There was very little we could do, except to repeat to William what our expectations were of his behaviour in our house, and to plead with him to be sensible and stop smoking weed. We showed him newspaper articles about the evidence of links between psychosis and cannabis, particularly amongst teenagers. A friend lent us a video of a Panorama programme that outlined this new research that was now coming to light. He refused to watch the programme, and appeared to listen as we spoke about our fears for his mental health and what we could see was happening to him. He told us to get off his back, saying that he would stop smoking if that was what we wanted.

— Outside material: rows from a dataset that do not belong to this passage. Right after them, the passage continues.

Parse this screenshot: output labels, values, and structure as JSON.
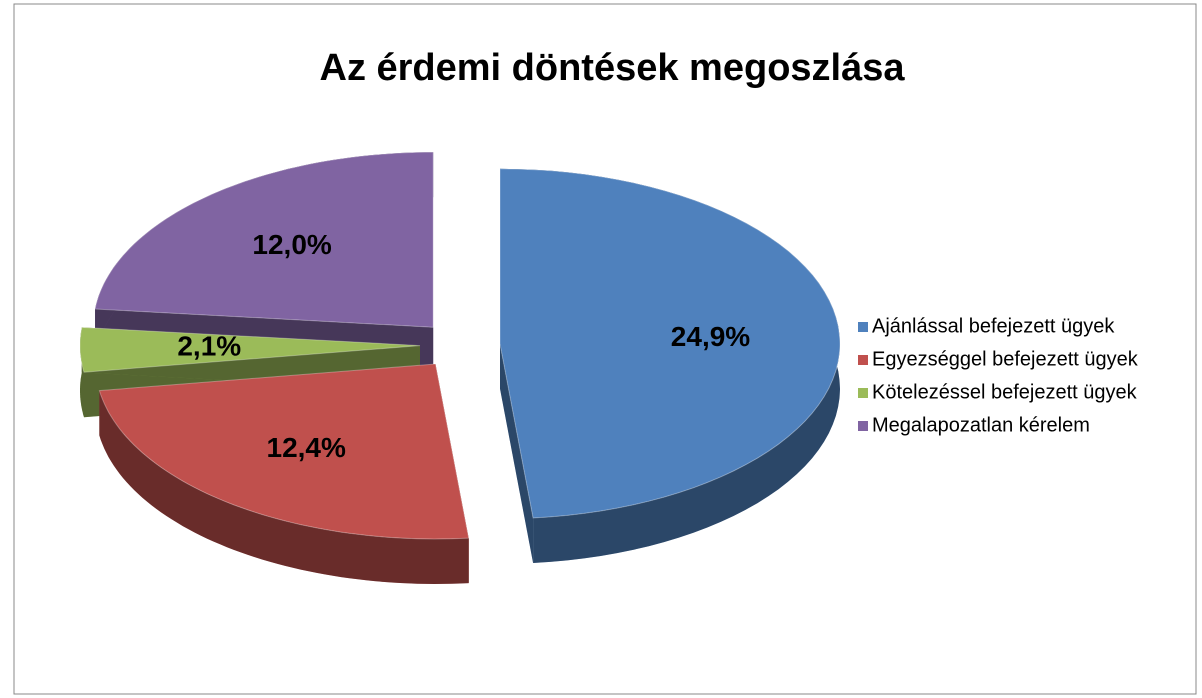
{
  "chart_data": {
    "type": "pie",
    "title": "Az érdemi döntések megoszlása",
    "categories": [
      "Ajánlással befejezett ügyek",
      "Egyezséggel befejezett ügyek",
      "Kötelezéssel befejezett ügyek",
      "Megalapozatlan kérelem"
    ],
    "values": [
      24.9,
      12.4,
      2.1,
      12.0
    ],
    "value_labels": [
      "24,9%",
      "12,4%",
      "2,1%",
      "12,0%"
    ],
    "colors": [
      "#4f81bd",
      "#c0504d",
      "#9bbb59",
      "#8064a2"
    ],
    "legend": "right"
  }
}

It had been a condition of William continuing to live in our household after he had been violent to me, that we all attend family counselling sessions at our local surgery, which I set up immediately after the Christmas holidays, in January 2005. Often William would not turn up to the sessions. If he did attend, he would be in filthy clothes that stank of weed, often with urine stains down the crotch, his hair unwashed. He would shout at us in front of the counsellor telling her that we didn’t understand anything about him, we were inadequate parents who were out of touch with reality, and that his behaviour was normal for a teenager. The counsellor knew little about cannabis, which was very surprising to me. We live in an affluent leafy London suburb, but right next door to one of the most deprived inner city areas, surely her training would have involved some understanding of addicted teenagers? Had William been abusing Class A drugs, I think she would have been able to help, but her training did not involve the problems of cannabis abuse, and she looked puzzled when we would bring the conversation round again to the effect cannabis was having on our son. ‘Are you sure that is the problem? Let’s just leave that for now, and look at what else it could be’.
After pressing her to consider cannabis as being a prime mover in the situation, she passed us on to a colleague of hers who was working at a drugs project in Lewisham. Finally, I thought we could get the help we needed. William didn’t turn up to the first session, so my husband and I spent a short time talking to the drugs counsellor, apologising for our son, making another appointment for the coming week. My husband could not take the time off work to come the following week, so I took my reluctant son down there, telling him that if he didn’t attend this time he would have to leave. We walked there together, or rather he walked behind me yelling at me most of the way there, telling me I was a schizophrenic (a favourite taunt) and that it was me who should be seeing a psychiatrist not him.
I felt so upset, hardly recognising my son any more, my first wonderful son who had been such a joy, not just to me but to everyone, when he was little. What had happened? Was it just the weed, or something else we’d missed? It had been a long time since we had had a calm, loving exchange, or even a laugh together. I would always be able to find my way back to forgiving him, though, and felt that if we could just get some help with his drug addiction, we might be able to cope and move ahead as a family. We waited three months for an appointment with the drugs counsellor, and whenever I felt despairing I would reassure myself that the support we needed was just around the corner, and to hold on. Unfortunately, things didn’t work out quite how I’d hoped.